Parte-se de uma convocação a uma verdade não platônica, mas relacional (“vinde
e vede”), na qual cada pessoa é provocada a ser ela mesma a partir de um
desabrochar de dons que são postos a serviço de uma causa maior: os mais
frágeis. A subjetividade moderna é individualista, pois o sujeito enxerga
unicamente a si mesmo e a suas próprias necessidades, por isso aqueles que
economicamente podem mais massacram os que nada ou pouco têm. Já a
subjetividade que Jesus insiste põe no centro não as necessidades particulares
do sujeito, mas a partilha que considera a totalidade da vida. O Papa Paulo VI
resumia isso no seguinte princípio: “o homem todo e todo homem”, isto é, o ser
humano como um todo, não exclusivamente a dimensão consumista que devora vidas
ao preço de um sistema de economia que prega a ideia equivocada de progresso.
O cristianismo
como um projeto de sentido considera ainda um ser e um fazer específicos.
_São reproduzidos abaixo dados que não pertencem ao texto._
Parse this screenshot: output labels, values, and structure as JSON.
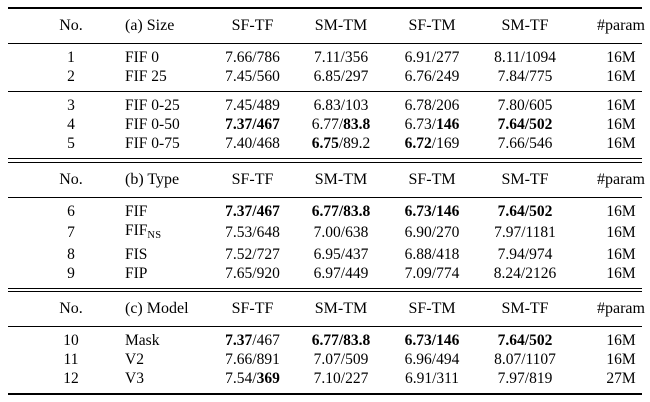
{
  "page": {
    "background": "#ffffff",
    "text_color": "#000000",
    "rule_color": "#000000"
  },
  "table": {
    "sections": [
      {
        "id": "a",
        "title": "(a) Size",
        "columns": [
          "No.",
          "(a) Size",
          "SF-TF",
          "SM-TM",
          "SF-TM",
          "SM-TF",
          "#param"
        ],
        "groups": [
          [
            {
              "no": "1",
              "name": "FIF 0",
              "sub": "",
              "cells": [
                [
                  "7.66",
                  0,
                  "786",
                  0
                ],
                [
                  "7.11",
                  0,
                  "356",
                  0
                ],
                [
                  "6.91",
                  0,
                  "277",
                  0
                ],
                [
                  "8.11",
                  0,
                  "1094",
                  0
                ]
              ],
              "param": "16M"
            },
            {
              "no": "2",
              "name": "FIF 25",
              "sub": "",
              "cells": [
                [
                  "7.45",
                  0,
                  "560",
                  0
                ],
                [
                  "6.85",
                  0,
                  "297",
                  0
                ],
                [
                  "6.76",
                  0,
                  "249",
                  0
                ],
                [
                  "7.84",
                  0,
                  "775",
                  0
                ]
              ],
              "param": "16M"
            }
          ],
          [
            {
              "no": "3",
              "name": "FIF 0-25",
              "sub": "",
              "cells": [
                [
                  "7.45",
                  0,
                  "489",
                  0
                ],
                [
                  "6.83",
                  0,
                  "103",
                  0
                ],
                [
                  "6.78",
                  0,
                  "206",
                  0
                ],
                [
                  "7.80",
                  0,
                  "605",
                  0
                ]
              ],
              "param": "16M"
            },
            {
              "no": "4",
              "name": "FIF 0-50",
              "sub": "",
              "cells": [
                [
                  "7.37",
                  1,
                  "467",
                  1
                ],
                [
                  "6.77",
                  0,
                  "83.8",
                  1
                ],
                [
                  "6.73",
                  0,
                  "146",
                  1
                ],
                [
                  "7.64",
                  1,
                  "502",
                  1
                ]
              ],
              "param": "16M"
            },
            {
              "no": "5",
              "name": "FIF 0-75",
              "sub": "",
              "cells": [
                [
                  "7.40",
                  0,
                  "468",
                  0
                ],
                [
                  "6.75",
                  1,
                  "89.2",
                  0
                ],
                [
                  "6.72",
                  1,
                  "169",
                  0
                ],
                [
                  "7.66",
                  0,
                  "546",
                  0
                ]
              ],
              "param": "16M"
            }
          ]
        ]
      },
      {
        "id": "b",
        "title": "(b) Type",
        "columns": [
          "No.",
          "(b) Type",
          "SF-TF",
          "SM-TM",
          "SF-TM",
          "SM-TF",
          "#param"
        ],
        "groups": [
          [
            {
              "no": "6",
              "name": "FIF",
              "sub": "",
              "cells": [
                [
                  "7.37",
                  1,
                  "467",
                  1
                ],
                [
                  "6.77",
                  1,
                  "83.8",
                  1
                ],
                [
                  "6.73",
                  1,
                  "146",
                  1
                ],
                [
                  "7.64",
                  1,
                  "502",
                  1
                ]
              ],
              "param": "16M"
            },
            {
              "no": "7",
              "name": "FIF",
              "sub": "NS",
              "cells": [
                [
                  "7.53",
                  0,
                  "648",
                  0
                ],
                [
                  "7.00",
                  0,
                  "638",
                  0
                ],
                [
                  "6.90",
                  0,
                  "270",
                  0
                ],
                [
                  "7.97",
                  0,
                  "1181",
                  0
                ]
              ],
              "param": "16M"
            },
            {
              "no": "8",
              "name": "FIS",
              "sub": "",
              "cells": [
                [
                  "7.52",
                  0,
                  "727",
                  0
                ],
                [
                  "6.95",
                  0,
                  "437",
                  0
                ],
                [
                  "6.88",
                  0,
                  "418",
                  0
                ],
                [
                  "7.94",
                  0,
                  "974",
                  0
                ]
              ],
              "param": "16M"
            },
            {
              "no": "9",
              "name": "FIP",
              "sub": "",
              "cells": [
                [
                  "7.65",
                  0,
                  "920",
                  0
                ],
                [
                  "6.97",
                  0,
                  "449",
                  0
                ],
                [
                  "7.09",
                  0,
                  "774",
                  0
                ],
                [
                  "8.24",
                  0,
                  "2126",
                  0
                ]
              ],
              "param": "16M"
            }
          ]
        ]
      },
      {
        "id": "c",
        "title": "(c) Model",
        "columns": [
          "No.",
          "(c) Model",
          "SF-TF",
          "SM-TM",
          "SF-TM",
          "SM-TF",
          "#param"
        ],
        "groups": [
          [
            {
              "no": "10",
              "name": "Mask",
              "sub": "",
              "cells": [
                [
                  "7.37",
                  1,
                  "467",
                  0
                ],
                [
                  "6.77",
                  1,
                  "83.8",
                  1
                ],
                [
                  "6.73",
                  1,
                  "146",
                  1
                ],
                [
                  "7.64",
                  1,
                  "502",
                  1
                ]
              ],
              "param": "16M"
            },
            {
              "no": "11",
              "name": "V2",
              "sub": "",
              "cells": [
                [
                  "7.66",
                  0,
                  "891",
                  0
                ],
                [
                  "7.07",
                  0,
                  "509",
                  0
                ],
                [
                  "6.96",
                  0,
                  "494",
                  0
                ],
                [
                  "8.07",
                  0,
                  "1107",
                  0
                ]
              ],
              "param": "16M"
            },
            {
              "no": "12",
              "name": "V3",
              "sub": "",
              "cells": [
                [
                  "7.54",
                  0,
                  "369",
                  1
                ],
                [
                  "7.10",
                  0,
                  "227",
                  0
                ],
                [
                  "6.91",
                  0,
                  "311",
                  0
                ],
                [
                  "7.97",
                  0,
                  "819",
                  0
                ]
              ],
              "param": "27M"
            }
          ]
        ]
      }
    ]
  }
}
A dimensão
do ser reside no valor do tempo. Enquanto a nossa sociedade ocidental gasta o
tempo para ocupar espaços, devorando os bens da natureza, esquecendo-se do
princípio do cuidado, o cristianismo apela a algo maior que consiste em viver o
tempo como ocasião de experiência que nutre relações com uma
transcendentalidade e com rostos concretos. Além do mais, o tempo para nossa
cultura hodierna é investido para gerar sujeitos de desempenho que de tanto se
imporem exigências acabam por infartar psiquicamente. Mas o tempo no
cristianismo é cuidar do outro e este deve ser seu único fazer. O apelo do
tempo reside naquilo recordado pelo filósofo Byung-Chul Han: “Há, porém, também
um outro tempo, a saber, o tempo do outro, um tempo que eu dou ao outro. O
tempo do outro como dádiva não se deixa acelerar. Ele também se furta ao
trabalho e ao desempenho, que sempre exige o meu tempo. [...] Apenas o tempo do
outro liberta o eu narcisista da depressão e da exaustão.” (HAN, Favor fechar
os olhos, p. 41-42).
A proposta de sentido do
cristianismo, portanto, consiste num olhar profundo sobre nós mesmos para
curarmos nossa subjetividade dos exageros e colocá-la naquele movimento em
direção ao cuidado do outro. Não vivemos para nós mesmos, nossa vida alcança
seu ápice quando descobrimos a dádiva do outro!